On November 5, 1998, an agreement previously entered into with a private investor was revised. Per the terms of the original agreement, the investor had purchased 10% of a revenue sharing agreement in the state of New Jersey. The 1998 agreement transferred the $100,000 investment such that it now applies to the state of New York. Under the revised agreement the investor will receive 10% of the 50% share in the Company's portion of net storage revenues generated by the specimens originating from the Company's clients in the state of New York for up to 33,000 spaces.
On December 6, 2011, the Company entered into an Asset Purchase Agreement with Bio-Stor canceling the Bio-Stor RSA. Pursuant to the terms of the Asset Purchase Agreement, on December 6, 2011, the Company made a one-time, lump-sum payment in the amount of $2.3 million to Bio-Stor, and Bio-Stor sold, assigned, conveyed, transferred, and delivered to the Company all of its rights, interest and title in the RSA. The long-term liability related to Bio-Stor in the amount of $900,000 has been reclassed and is reflected as short-term liability – revenue sharing agreements in the accompanying consolidated balance sheets as of November 30, 2011.
Texas. On May 31, 2001, the Company entered into an agreement with Red Rock Partners, an Arizona general partnership, entitling them to on-going shares in a portion of the Company's net storage revenue generated by specimens originating from within the State of Texas for a price of $750,000. The investors are entitled to a 37.5% share of net storage revenues originating in the State of Texas to a maximum of 33,000 storage spaces. The same former member of the Board of Directors is a 50% owner of Red Rock.

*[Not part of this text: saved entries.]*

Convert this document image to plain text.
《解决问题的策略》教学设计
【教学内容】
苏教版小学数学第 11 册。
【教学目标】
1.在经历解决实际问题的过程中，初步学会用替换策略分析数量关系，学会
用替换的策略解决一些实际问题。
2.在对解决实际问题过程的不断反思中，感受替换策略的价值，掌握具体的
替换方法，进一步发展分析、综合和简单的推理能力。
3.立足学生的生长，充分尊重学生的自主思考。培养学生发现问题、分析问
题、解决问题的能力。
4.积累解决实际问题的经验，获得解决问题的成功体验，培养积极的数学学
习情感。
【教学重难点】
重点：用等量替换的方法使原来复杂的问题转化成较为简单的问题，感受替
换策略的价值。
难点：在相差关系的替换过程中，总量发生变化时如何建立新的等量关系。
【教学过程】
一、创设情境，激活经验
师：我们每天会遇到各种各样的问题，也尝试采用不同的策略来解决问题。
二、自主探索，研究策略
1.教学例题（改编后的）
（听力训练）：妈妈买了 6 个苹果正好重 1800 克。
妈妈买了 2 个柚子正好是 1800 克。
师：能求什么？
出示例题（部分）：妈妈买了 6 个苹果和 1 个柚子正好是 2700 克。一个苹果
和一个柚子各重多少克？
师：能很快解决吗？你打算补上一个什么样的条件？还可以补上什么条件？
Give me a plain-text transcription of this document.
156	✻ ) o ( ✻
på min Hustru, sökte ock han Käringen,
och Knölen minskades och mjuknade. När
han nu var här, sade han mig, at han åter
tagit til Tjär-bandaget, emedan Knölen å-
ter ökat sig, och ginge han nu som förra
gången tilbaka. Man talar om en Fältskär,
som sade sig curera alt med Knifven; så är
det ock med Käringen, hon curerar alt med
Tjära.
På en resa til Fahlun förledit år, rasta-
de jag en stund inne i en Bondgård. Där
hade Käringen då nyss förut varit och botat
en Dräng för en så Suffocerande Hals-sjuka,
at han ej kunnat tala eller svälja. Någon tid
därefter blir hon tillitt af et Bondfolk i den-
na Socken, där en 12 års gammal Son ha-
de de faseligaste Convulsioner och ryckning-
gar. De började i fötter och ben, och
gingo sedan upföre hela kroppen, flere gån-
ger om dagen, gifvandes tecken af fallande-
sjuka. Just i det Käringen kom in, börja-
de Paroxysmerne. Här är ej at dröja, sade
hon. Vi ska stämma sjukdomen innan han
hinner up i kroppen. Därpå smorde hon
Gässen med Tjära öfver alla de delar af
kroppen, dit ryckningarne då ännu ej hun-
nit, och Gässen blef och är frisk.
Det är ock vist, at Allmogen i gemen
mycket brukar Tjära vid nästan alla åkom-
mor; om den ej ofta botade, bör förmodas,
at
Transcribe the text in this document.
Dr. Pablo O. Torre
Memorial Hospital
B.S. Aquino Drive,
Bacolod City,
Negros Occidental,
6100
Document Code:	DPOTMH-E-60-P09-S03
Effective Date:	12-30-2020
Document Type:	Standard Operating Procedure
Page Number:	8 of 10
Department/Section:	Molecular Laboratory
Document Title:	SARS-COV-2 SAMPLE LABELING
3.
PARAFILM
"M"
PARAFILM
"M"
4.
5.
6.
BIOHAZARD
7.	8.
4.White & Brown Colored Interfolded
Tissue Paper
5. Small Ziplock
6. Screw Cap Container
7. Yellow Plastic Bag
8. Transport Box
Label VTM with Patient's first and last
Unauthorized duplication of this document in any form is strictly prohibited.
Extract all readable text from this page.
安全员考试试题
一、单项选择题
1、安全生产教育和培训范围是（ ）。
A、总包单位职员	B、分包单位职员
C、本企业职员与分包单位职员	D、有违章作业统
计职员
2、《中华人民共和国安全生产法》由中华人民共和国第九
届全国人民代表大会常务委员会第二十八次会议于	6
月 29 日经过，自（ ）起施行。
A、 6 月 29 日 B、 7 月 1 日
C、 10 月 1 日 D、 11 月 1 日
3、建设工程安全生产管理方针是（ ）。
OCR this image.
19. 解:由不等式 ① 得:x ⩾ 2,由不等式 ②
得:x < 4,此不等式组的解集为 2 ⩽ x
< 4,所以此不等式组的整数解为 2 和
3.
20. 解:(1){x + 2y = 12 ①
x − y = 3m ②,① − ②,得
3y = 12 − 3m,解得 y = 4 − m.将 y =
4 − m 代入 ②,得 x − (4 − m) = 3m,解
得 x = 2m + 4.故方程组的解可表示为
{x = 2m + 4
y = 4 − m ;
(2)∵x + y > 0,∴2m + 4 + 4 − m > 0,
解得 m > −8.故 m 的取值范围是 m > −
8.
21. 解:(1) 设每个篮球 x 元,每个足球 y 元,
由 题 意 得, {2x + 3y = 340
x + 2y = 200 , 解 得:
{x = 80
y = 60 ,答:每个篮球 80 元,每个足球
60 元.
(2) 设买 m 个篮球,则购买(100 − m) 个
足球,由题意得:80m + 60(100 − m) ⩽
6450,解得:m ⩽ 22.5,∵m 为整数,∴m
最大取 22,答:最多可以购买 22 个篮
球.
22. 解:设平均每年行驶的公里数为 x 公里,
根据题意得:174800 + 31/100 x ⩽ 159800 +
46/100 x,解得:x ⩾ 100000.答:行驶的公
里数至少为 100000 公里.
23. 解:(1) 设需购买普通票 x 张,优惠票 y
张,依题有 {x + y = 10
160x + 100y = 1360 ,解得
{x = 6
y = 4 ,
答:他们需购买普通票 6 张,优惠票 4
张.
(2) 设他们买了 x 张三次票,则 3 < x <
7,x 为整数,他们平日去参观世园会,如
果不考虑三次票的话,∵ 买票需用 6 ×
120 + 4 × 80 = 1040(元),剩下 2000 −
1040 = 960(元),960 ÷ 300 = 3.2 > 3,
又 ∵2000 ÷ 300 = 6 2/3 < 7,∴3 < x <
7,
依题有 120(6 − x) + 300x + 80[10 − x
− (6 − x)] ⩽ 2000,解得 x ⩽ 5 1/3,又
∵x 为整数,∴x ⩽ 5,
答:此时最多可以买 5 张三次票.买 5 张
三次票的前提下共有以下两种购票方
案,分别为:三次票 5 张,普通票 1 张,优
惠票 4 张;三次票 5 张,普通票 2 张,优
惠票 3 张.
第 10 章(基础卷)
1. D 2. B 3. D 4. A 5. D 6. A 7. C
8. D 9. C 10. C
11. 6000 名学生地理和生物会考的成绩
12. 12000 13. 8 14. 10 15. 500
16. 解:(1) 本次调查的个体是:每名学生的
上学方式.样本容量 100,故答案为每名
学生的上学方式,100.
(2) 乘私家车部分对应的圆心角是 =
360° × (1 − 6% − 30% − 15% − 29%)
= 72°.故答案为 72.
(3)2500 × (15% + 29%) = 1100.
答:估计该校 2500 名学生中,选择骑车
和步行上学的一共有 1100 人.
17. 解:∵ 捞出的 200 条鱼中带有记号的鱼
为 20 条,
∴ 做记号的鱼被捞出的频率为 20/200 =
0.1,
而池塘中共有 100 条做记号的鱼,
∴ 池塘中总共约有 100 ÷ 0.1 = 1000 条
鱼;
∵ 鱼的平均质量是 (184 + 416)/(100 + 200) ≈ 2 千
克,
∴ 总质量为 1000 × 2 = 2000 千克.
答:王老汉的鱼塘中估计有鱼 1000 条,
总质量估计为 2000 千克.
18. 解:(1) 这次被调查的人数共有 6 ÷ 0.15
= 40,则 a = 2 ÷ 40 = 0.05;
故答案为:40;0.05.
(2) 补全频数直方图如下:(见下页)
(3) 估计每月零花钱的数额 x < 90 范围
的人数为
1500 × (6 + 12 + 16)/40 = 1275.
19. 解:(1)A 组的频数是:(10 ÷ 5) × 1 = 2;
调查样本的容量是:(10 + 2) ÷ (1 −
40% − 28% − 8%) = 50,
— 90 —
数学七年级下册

The revenue sharing agreement was entered into prior to the time he became a member of the Board, from which he resigned during December 2004. During fiscal 2008, Red Rock assigned 50% of their interest in the agreement to SCC Investments, Inc., an Arizona corporation. Subsequent to year end November 30, 2009, SCC Investments, Inc. assigned its interest to SCF Holdings, LLC, an Arizona limited liability company.
The Company made total payments to all RSA holders of $1,408,726 and $1,412,887 for the fiscal years ended November 30, 2011 and 2010, respectively. The Company recorded RSA accruals of $730,524 and $807,171 as of November 30, 2011 and 2010, respectively, which are included in accrued expenses in the accompanying consolidated balance sheet. The Company has recorded a receivable of $177,498 and $293,093 as of November 30, 2011 and 2010, related to the historical overpayments for annual storage fees not collected for RSA specimens.